Stres Kısırlığa Neden Olur mu?
Stres Kısırlığa Neden Olur mu?

Kısırlık günümüzde her 6-7 çiftten birini etkileyen bir durum olarak karşımıza çıkmaktadır. Çocuk sahibi olamamak sağlık sorunu olmaktan ziyade sosyal bir problem olarak çiftleri derinden etkiler. Sorunun belirsiz bir süre ile devam edecek olması hayatın kontrolünün kaybedilmesi gibi algılanabilir.

Stres herhangi bir olayın korkutucu ve tehlikeli algılanması sonucunda vücudun oluşturduğu tepkidir. Bu tepki sonucunda bazı hormonlar salınır. Bu hormonların etkisiyle kalp atımlarının artması, çarpıntı, ateş basması, baş dönmesi, nefes darlığı, boğazda yutkunma güçlüğü, baş ağrısı, kaslarda gerginlik, yorgunluk oluşur.

Stres fazla enerji tüketimine neden olduğu için bir süre sonra birey zayıf, güçsüz, her an kötü bir şey olacakmış duygusunu yaşayan, uykusuzluk çeken, sinirli, çabuk heyecanlanan bir kişi durumuna gelebilir.

Stres kısırlığın hem sebebi hem de sonucu olabilir. Bu çiftlerde stres birden fazla sebeplidir. Öncelikle durumu kabullenme aşamasında sorunlar olur. Kendini suçlu hissetme Ya da eşi suçlama sık gözlenir. Toplumdan uzaklaşma, yalnızlık hissi, çaresizlik ve depresyon izlenebilir. Özellikle bizim gibi toplumlarda anne baba kayınvalide ve kayınpeder de işin içine karışmakta ve stres önemli ölçüde artmaktadır.

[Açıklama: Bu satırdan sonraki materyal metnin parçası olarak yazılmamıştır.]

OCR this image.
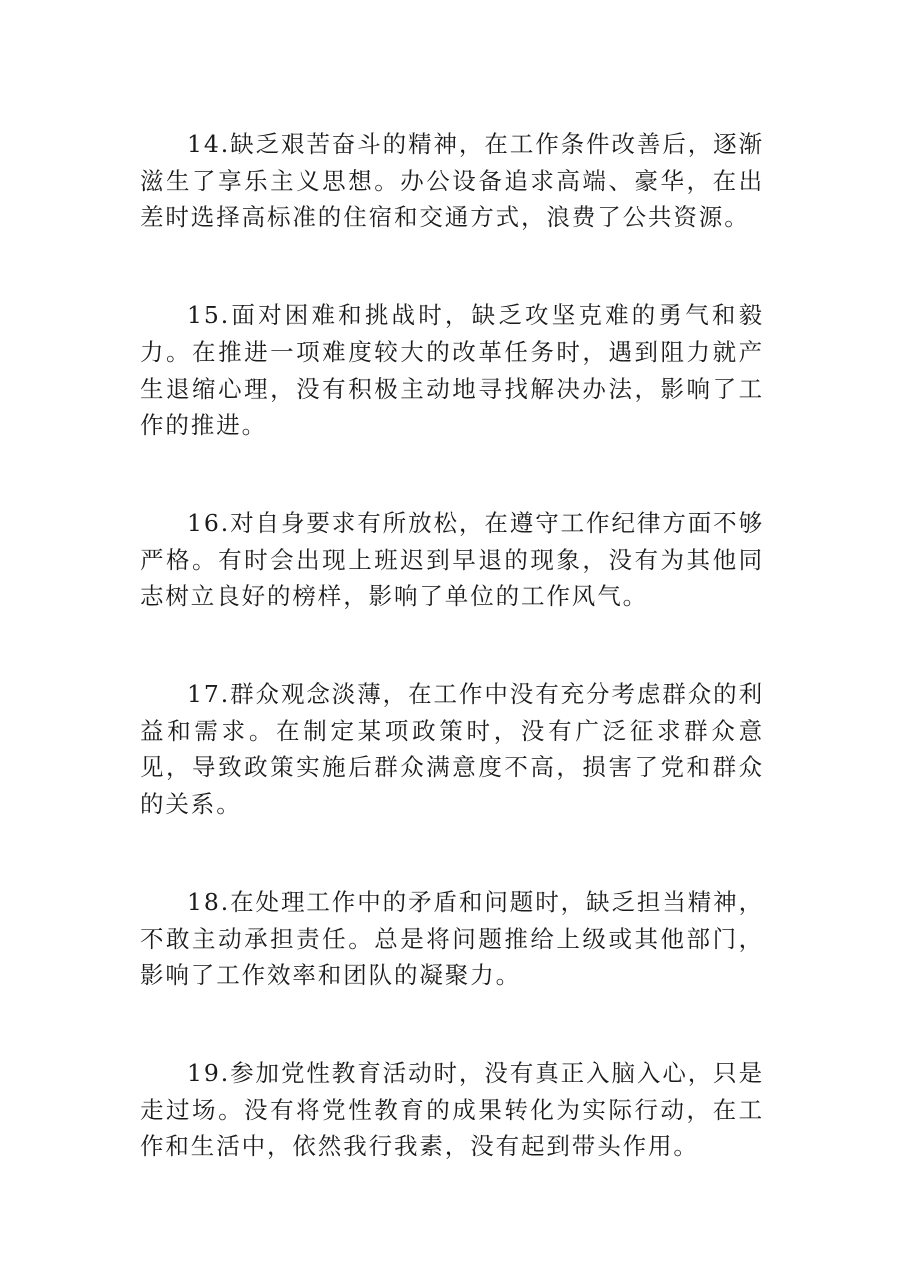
14.缺乏艰苦奋斗的精神，在工作条件改善后，逐渐滋生了享乐主义思想。办公设备追求高端、豪华，在出差时选择高标准的住宿和交通方式，浪费了公共资源。

15.面对困难和挑战时，缺乏攻坚克难的勇气和毅力。在推进一项难度较大的改革任务时，遇到阻力就产生退缩心理，没有积极主动地寻找解决办法，影响了工作的推进。

16.对自身要求有所放松，在遵守工作纪律方面不够严格。有时会出现上班迟到早退的现象，没有为其他同志树立良好的榜样，影响了单位的工作风气。

17.群众观念淡薄，在工作中没有充分考虑群众的利益和需求。在制定某项政策时，没有广泛征求群众意见，导致政策实施后群众满意度不高，损害了党和群众的关系。

18.在处理工作中的矛盾和问题时，缺乏担当精神，不敢主动承担责任。总是将问题推给上级或其他部门，影响了工作效率和团队的凝聚力。

19.参加党性教育活动时，没有真正入脑入心，只是走过场。没有将党性教育的成果转化为实际行动，在工作和生活中，依然我行我素，没有起到带头作用。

Tedavi aşamasına gelindiğinde de çiftlerin önünde belirsizliklerle dolu bir süreç bulunur. “Acaba süreç nasıl ilerleyecek? Bu ay hamile kalabilecek miyim? Hamile kalamazsam bu iş benim için bitmiş midir? Tekrar bu sürece girmeli miyim?” gibi pek çok soru stres faktörünün artmasını sağlar.

Peki, bu konuda biz tüp bebek merkezlerine ne gibi görevler düşmektedir?

Öncelikle hastalarımızla bu durumu ayrıntılı olarak konuşabilmeli ve karşılıklı güven ortamı oluşturmalıyız. Problemin ortaya konması, tedavi seçeneklerinin değerlendirilmesi ve sonuçlar üzerine gerçekçi değerlendirilmeler yapılması çiftlerin önündeki belirsizlikleri azaltabilir. Bu da ancak hastalarımıza yeterli zamanı ayırmamızla mümkün olur. Tedavi programlarının basitleştirilmesi diğer önemli bir noktadır. Tedavi süresinin kısalması, hastaların merkezde kaybettiği zamanın (özellikle bekleme süresinin)azaltılması, ilaçların kolay uygulanabilir olması, yapılan operasyonların genel anestezi altında tamamen ağrısız gerçekleşmesi hasta stresini büyük ölçüde azaltmaktadır.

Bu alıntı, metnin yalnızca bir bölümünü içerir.